И что у стрельцов в душах? Потемки. А может, мысли крамольные? Поди, кое-кто думает: уж не настоящего ли царя Димитрия он воевать идет? Эва какую силищу двинул Василий Шуйский: неужли против вора?..
Величав и спесив князь Дмитрий Иванович. Ему ли уступать главное воеводство племяннику Михаиле Скопину-Шуйскому! Молод еще наперед дядьки высовываться. И никак не хочет признать князь Дмитрий, что его, воеводу, не раз било холопское войско Ивашки Болотникова.
Дмитрию Ивановичу ведомы тайные мысли брата Василия. Опасается государь Скопина-Шуйского. Племянник Михаила за воинское разумение у кое-кого из бояр в почете, особливо у дворян. Ну как захочет Михаила сам на царство сесть?
«Приберет Бог бездетного Василия, – думает князь Дмитрий, – кому, как не мне, царскому брату, на престоле сидеть…»
Не то ли ему и княгиня внушает?
Вспомнил жену, и сердце сладко заныло. В любви и согласии годы прожиты, и хоть немолода княгиня Екатерина, но еще пригожа. Не единожды в постели при свете лампады шептала горячо:
– Государем зреть тебя желаю, Митенька, а себя царицей.
– Тс-с, пустое плетешь.
– Окромя тебя, Митенька, кому из Шуйских царство наследовать? Ваньке? Так он пустомеля. Михаиле Скопину, сопле зеленой?
– Михайла ретив.
– Не доведи Господь, почнет Михаила моститься на царство – возьму грех на душу, изведу, зельем опою.

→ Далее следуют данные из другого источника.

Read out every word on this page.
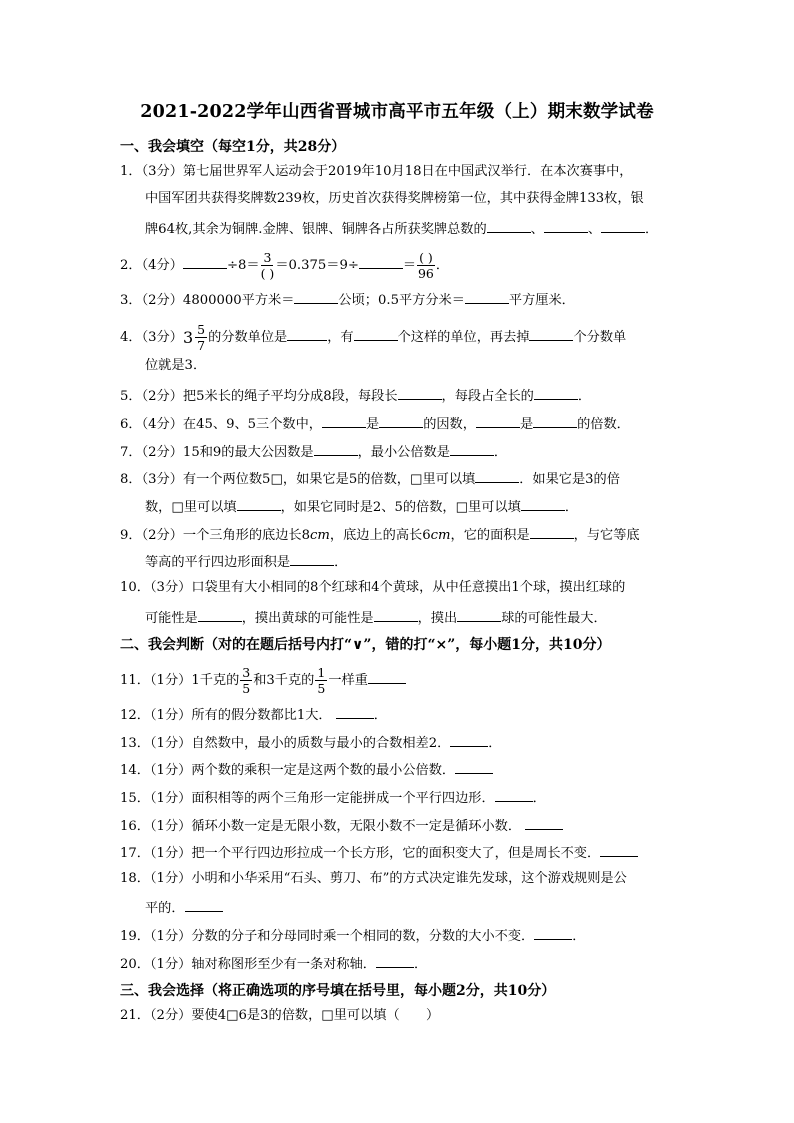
2021-2022学年山西省晋城市高平市五年级（上）期末数学试卷
一、我会填空（每空1分，共28分）
1．（3分）第七届世界军人运动会于2019年10月18日在中国武汉举行．在本次赛事中，
中国军团共获得奖牌数239枚，历史首次获得奖牌榜第一位，其中获得金牌133枚，银
牌64枚,其余为铜牌.金牌、银牌、铜牌各占所获奖牌总数的	、	、	．
2．（4分）	$\div 8= \frac{3}{( )} =0.375=9\div$	＝ $\frac{( )}{96}$ ．
3．（2分）4800000平方米＝	公顷；0.5平方分米＝	平方厘米．
4．（3分） $3 \frac{5}{7}$ 的分数单位是	，有	个这样的单位，再去掉	个分数单
位就是3．
5．（2分）把5米长的绳子平均分成8段，每段长	，每段占全长的	．
6．（4分）在45、9、5三个数中，	是	的因数，	是	的倍数．
7．（2分）15和9的最大公因数是	，最小公倍数是	．
8．（3分）有一个两位数5□，如果它是5的倍数，□里可以填	．如果它是3的倍
数，□里可以填	，如果它同时是2、5的倍数，□里可以填	．
9．（2分）一个三角形的底边长8cm，底边上的高长6cm，它的面积是	，与它等底
等高的平行四边形面积是	．
10．（3分）口袋里有大小相同的8个红球和4个黄球，从中任意摸出1个球，摸出红球的
可能性是	，摸出黄球的可能性是	，摸出	球的可能性最大．
二、我会判断（对的在题后括号内打“∨”，错的打“×”，每小题1分，共10分）
11．（1分）1千克的 $\frac{3}{5}$ 和3千克的 $\frac{1}{5}$ 一样重
12．（1分）所有的假分数都比1大．	．
13．（1分）自然数中，最小的质数与最小的合数相差2．	．
14．（1分）两个数的乘积一定是这两个数的最小公倍数．
15．（1分）面积相等的两个三角形一定能拼成一个平行四边形．	．
16．（1分）循环小数一定是无限小数，无限小数不一定是循环小数．
17．（1分）把一个平行四边形拉成一个长方形，它的面积变大了，但是周长不变．
18．（1分）小明和小华采用“石头、剪刀、布”的方式决定谁先发球，这个游戏规则是公
平的．
19．（1分）分数的分子和分母同时乘一个相同的数，分数的大小不变．	．
20．（1分）轴对称图形至少有一条对称轴．	．
三、我会选择（将正确选项的序号填在括号里，每小题2分，共10分）
21．（2分）要使4□6是3的倍数，□里可以填（　　）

– Смолкни, – пугался князь Дмитрий, ладонью закрывая рот жене.
Шуйский откинулся на кожаные подушки возка, подумал, что не пустые слова Екатерина сказывала, нет, не пустые. Одно слово, дочь Малюты Скуратова, первого опричника царя Ивана Грозного. Екатерина и Марья, жена Бориса Годунова, – сестры родные. Обе и обличьем и характером в отца удались: кого возненавидят – со свету сживут.
В окошко узрел стрелецкого голову, окликнул:
– Аль дудочники в Москве остались? Вели играть, да веселее, взбодри стрельцов.
Ударили барабаны, загудели трубы, засвистели сопилки, напомнив князю Дмитрию, как в бытность первого самозванца царем день в Кремле начинался музыкой, весельем бесовским, а заканчивался непотребством срамным. И в том содоме Лжедимитрий с бесстыжей Маринкой тешились, к неудовольствию и возмущению люда московского.
Во гневе страшен народ. Князь Дмитрий видел, как убивали самозванца. Поначалу Михайло Плещеев зарезал боярина Петра Басманова: пырнул ножом, будто свинью колол. Потом толпа на Лжедимитрия накинулась. Били нещадно и, обнажив бездыханный труп, кинули его на Лобное место на всеобщее обозрение и глумление…
Разве то ляхам неведомо? Так отчего король дал веру новому самозванцу? И сам на свой вопрос ответил: «Сигизмунду и панству хочется Московию пограбить и взять у нее города порубежные. Речь Посполитая на Смоленск и иные земли российские зарится».
И снова мысль о брате Василии. От болотниковского бунта совсем сдал государь, похудел, высох, прищуренные глазки все слезятся, будто плачут. Василий попрекает бояр нерадением, в ратных неудачах винит.
Когда в Туле пленили Болотникова и его атаманов, казнили холопов, повеселел царь. Однако ненадолго. С появлением в Стародубе-Северском нового самозванца, а особенно когда тот Орел взял, печаль гнетет государя, в Думе сколько раз плакался:
– Я ль вам, бояре, не годил, не о вас ли пекся? О Господи, зачем я скипетр царский и державу брал?..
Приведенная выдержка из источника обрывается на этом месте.